The pace of technological change and innovation was always going to slow down this decade. But Covid, Ukraine and a decoupling from Russia/China has further slowed it.

You need three things in abundance to create tech. First an advanced economy, which narrows down most of the world. Second you need lots of capital to burn while you make said advances. Finally you need lots of 20 and thirty something’s who will invent and develop the tech.

For the last 20 years we’ve had all of those conditions in the Western world. Boomers were at the height of their earnings potential and their kids were leaving home in droves letting them pour money into investments. Low interest rates abound because capital was looking for places to be utilized. China was the workshop of the world building low to mid range stuff allowing the West to focus its excess Millennials age workforce on value added and tech work.

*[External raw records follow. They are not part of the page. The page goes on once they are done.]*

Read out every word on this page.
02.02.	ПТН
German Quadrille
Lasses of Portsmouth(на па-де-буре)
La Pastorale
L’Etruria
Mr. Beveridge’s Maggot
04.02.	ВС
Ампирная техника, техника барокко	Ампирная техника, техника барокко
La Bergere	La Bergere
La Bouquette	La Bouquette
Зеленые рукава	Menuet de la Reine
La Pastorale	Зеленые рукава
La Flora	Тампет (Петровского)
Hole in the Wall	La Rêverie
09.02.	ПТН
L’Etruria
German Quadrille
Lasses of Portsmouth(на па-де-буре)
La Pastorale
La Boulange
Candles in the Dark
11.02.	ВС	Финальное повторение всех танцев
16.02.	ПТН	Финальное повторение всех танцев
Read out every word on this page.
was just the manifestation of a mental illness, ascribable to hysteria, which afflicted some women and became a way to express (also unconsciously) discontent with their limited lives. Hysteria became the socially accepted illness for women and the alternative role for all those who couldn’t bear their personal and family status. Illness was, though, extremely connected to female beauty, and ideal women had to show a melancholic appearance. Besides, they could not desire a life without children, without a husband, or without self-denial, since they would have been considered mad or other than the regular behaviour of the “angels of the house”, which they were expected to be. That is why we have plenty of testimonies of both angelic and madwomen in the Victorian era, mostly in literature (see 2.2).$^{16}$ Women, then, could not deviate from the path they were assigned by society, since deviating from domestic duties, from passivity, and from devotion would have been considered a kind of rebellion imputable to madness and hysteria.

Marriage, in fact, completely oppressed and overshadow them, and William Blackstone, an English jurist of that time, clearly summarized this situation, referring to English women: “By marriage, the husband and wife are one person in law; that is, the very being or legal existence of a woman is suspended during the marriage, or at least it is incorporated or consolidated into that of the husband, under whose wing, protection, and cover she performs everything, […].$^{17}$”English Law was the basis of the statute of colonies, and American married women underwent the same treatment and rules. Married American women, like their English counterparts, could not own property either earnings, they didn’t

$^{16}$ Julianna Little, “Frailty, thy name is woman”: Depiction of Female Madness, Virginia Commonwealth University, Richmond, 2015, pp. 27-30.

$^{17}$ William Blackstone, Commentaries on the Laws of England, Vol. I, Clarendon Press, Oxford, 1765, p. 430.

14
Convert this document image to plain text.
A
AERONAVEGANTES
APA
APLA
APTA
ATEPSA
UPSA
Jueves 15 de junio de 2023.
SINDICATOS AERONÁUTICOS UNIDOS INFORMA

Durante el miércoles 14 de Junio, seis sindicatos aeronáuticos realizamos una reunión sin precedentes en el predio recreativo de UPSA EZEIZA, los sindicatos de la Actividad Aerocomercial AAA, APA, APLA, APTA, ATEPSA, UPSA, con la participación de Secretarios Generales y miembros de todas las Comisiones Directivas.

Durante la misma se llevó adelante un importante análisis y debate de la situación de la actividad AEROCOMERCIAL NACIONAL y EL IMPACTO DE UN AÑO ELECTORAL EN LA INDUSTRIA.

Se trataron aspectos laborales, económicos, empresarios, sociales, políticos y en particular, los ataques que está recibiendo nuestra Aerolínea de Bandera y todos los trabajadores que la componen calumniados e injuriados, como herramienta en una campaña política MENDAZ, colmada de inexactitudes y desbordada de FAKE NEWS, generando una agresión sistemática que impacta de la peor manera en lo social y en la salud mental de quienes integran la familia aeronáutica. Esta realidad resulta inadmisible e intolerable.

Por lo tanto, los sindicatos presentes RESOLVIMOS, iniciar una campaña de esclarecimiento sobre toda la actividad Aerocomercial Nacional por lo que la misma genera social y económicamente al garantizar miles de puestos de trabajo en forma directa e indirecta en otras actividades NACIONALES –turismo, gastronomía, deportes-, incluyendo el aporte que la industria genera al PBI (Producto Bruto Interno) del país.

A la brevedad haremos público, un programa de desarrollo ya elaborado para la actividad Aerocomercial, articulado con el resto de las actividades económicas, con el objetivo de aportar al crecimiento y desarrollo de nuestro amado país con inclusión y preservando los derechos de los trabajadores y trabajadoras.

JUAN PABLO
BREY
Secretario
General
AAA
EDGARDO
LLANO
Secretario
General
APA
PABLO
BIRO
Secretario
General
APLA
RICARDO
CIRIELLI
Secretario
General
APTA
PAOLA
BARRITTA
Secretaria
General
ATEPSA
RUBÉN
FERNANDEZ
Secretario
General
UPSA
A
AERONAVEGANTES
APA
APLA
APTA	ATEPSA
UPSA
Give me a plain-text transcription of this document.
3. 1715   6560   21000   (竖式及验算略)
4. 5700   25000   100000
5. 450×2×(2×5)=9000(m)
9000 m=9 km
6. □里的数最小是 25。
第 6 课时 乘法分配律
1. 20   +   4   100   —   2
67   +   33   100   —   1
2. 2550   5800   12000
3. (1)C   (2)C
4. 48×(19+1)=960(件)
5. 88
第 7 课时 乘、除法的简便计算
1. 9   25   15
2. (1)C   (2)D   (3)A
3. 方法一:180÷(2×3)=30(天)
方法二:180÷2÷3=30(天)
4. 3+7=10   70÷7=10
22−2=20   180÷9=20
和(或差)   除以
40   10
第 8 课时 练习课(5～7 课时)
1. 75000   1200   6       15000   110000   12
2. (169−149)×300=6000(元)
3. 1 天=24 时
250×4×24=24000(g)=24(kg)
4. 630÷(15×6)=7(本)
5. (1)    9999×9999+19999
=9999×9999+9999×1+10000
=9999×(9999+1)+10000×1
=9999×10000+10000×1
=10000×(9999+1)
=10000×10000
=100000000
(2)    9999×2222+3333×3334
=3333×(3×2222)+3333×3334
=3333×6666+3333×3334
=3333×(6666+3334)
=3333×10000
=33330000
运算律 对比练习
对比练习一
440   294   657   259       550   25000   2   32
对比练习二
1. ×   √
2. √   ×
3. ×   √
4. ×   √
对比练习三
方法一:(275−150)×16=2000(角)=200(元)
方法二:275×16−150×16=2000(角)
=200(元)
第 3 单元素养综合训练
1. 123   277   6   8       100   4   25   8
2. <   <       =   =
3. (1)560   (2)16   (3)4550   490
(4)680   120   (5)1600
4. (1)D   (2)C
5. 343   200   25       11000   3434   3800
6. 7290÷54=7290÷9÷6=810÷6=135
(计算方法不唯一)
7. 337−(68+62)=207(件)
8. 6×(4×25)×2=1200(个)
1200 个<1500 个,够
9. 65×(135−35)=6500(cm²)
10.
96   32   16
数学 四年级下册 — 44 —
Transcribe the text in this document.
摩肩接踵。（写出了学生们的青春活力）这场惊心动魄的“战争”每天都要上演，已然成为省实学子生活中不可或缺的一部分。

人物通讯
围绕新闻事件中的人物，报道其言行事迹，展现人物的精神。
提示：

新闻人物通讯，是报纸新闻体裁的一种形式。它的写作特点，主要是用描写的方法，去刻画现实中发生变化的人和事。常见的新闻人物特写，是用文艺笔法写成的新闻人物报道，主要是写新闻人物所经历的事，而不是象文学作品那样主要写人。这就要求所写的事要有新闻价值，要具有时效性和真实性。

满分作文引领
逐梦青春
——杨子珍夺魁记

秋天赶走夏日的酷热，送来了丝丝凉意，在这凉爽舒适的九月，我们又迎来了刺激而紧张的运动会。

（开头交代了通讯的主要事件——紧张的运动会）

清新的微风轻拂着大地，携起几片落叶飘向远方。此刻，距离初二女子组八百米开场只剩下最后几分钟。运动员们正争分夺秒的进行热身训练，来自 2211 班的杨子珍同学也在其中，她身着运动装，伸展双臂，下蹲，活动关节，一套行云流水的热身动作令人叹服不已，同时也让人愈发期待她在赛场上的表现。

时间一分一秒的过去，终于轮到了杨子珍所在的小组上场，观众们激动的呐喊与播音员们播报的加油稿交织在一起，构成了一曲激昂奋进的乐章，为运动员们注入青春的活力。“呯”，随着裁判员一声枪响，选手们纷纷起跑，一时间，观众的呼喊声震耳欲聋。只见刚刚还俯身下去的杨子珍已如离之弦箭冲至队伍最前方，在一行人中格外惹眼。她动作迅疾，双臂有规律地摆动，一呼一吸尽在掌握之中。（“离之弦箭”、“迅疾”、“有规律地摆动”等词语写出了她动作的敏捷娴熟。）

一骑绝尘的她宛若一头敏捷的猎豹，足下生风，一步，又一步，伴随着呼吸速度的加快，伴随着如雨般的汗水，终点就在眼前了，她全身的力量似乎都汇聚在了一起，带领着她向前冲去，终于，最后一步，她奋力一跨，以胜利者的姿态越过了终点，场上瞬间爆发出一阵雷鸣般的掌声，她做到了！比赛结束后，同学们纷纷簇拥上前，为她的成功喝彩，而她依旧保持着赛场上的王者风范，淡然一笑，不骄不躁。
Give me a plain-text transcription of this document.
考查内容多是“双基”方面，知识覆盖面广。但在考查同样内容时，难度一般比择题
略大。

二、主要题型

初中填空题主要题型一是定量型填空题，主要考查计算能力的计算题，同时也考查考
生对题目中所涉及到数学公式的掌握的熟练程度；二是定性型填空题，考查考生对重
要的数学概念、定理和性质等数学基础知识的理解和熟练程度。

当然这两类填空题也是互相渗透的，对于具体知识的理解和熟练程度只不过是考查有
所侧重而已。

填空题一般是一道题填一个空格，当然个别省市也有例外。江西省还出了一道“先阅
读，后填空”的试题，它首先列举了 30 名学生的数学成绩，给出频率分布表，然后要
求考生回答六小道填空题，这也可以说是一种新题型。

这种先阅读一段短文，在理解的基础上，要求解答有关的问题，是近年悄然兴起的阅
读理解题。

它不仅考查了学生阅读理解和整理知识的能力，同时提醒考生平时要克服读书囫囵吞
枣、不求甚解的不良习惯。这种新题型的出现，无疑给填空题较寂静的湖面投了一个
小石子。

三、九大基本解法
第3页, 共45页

Now in the USA boomers are retiring and there aren’t enough GenX to make up the difference. Millennials and finally getting down to household creation or their oldest cohorts (Xennials) just now entering into their mid 40s and starting to move up in their careers but they probably still have kids to support. So it will be some time before capital becomes plentiful again. Gen Z is large but they aren’t enough to back fill the loss of Millennials.

Ohh I made a point to highlight that this was a US demographic phenomena. Europe and Japan do not have a large Millennial or GenZ populations to replace their aging boomers. We have no modern economic model to map out what will happen to them.

China is going through a demographic collapse worse than what you see in Europe or Japan. Only they aren’t rich to compensate add in the fact that they decided to antagonize their largest trading partners in the West causing the decoupling we are now seeing.

The loss of their labor means the West has to reshore or find alternative low wage markets for production and expend a lot of capital to build out the plant in those markets to do so.

Add on top geopolitical instability of the Ukraine and you have a recipe for slower tech growth.